Historiography in the Balkans
Much of the hatred that Serbs and Christian Albanians have against Muslims and Islam comes because of the way they read the past. National and Church historiographies in Kosovo, Albania, Serbia, et cetera, depict Muslims as invaders, barbarians and enemies of Europe and civilization. Skanderbeg who was one of the main Christian heroes of Brenton Tarrant during his massacre, is the major national hero of Albania. His war against the Ottomans and Muslims was officially celebrated by Albania and the Vatican in 2018. Albania and its Catholic Church celebrated the myth of Scanderbeg in all its state institutions and praised his war in defense of Europe and Christianity even though many Muslims were upset and protested the celebration of the 550th anniversary of Skanderbeg's death by claiming that the myth of Skanderbeg inspires hate, division and goes against the secular nature of the state.

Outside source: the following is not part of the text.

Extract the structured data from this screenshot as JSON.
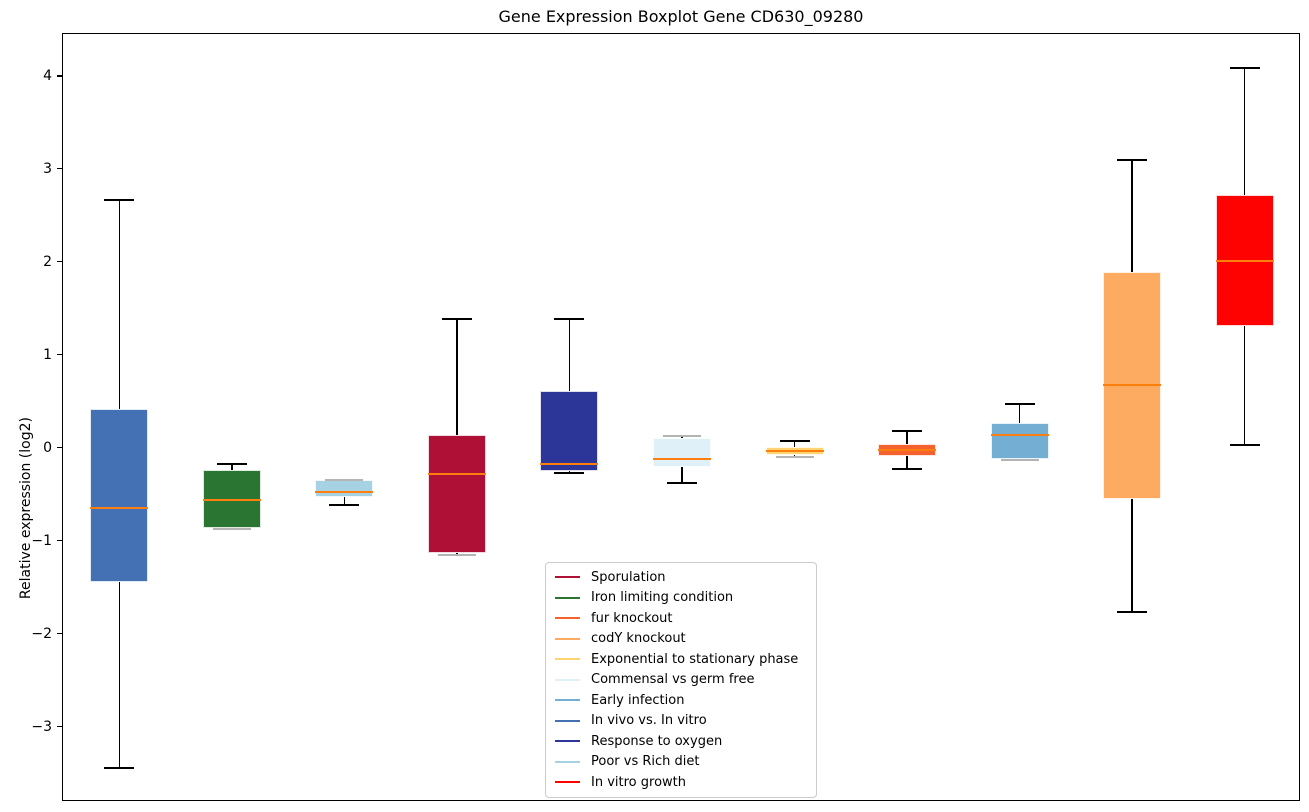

While in the Anglo-American world the secularization of state has produced a neutral state and national identities, in the Balkans the hatred of Muslims and Islam is promoted on daily basis. The hatred against Muslims and Islam is promoted in schools and universities, in songs and books, on television and the internet. In this moment, when all the world is in grief about the massacre against the Muslim community of New Zealand, on many social forums in the Balkans some Christians fundamentalists think that Brenton Tarrant is a hero. In Albania, some Catholic fundamentalist are comparing Brenton Tarrant to Skanderbeg, the national hero of Albania. If the civilized world would like to not see a repeat of massacres of Muslims like we have witnessed in New Zealand, Quebec, London and so forth, we should start to properly address the process of the radicalization of Christians in Europe and in the larger world. The conflict in Bosnia and present religious tensions in the Balkans came because some people in our part of the world do not have a multicultural vision for the future. The hatred against Islam and the Turks which nowadays is openly demonstrated and promoted in the United States, Austria, the Balkans and elsewhere will produce more terrorists like Brenton Tarrant in the future.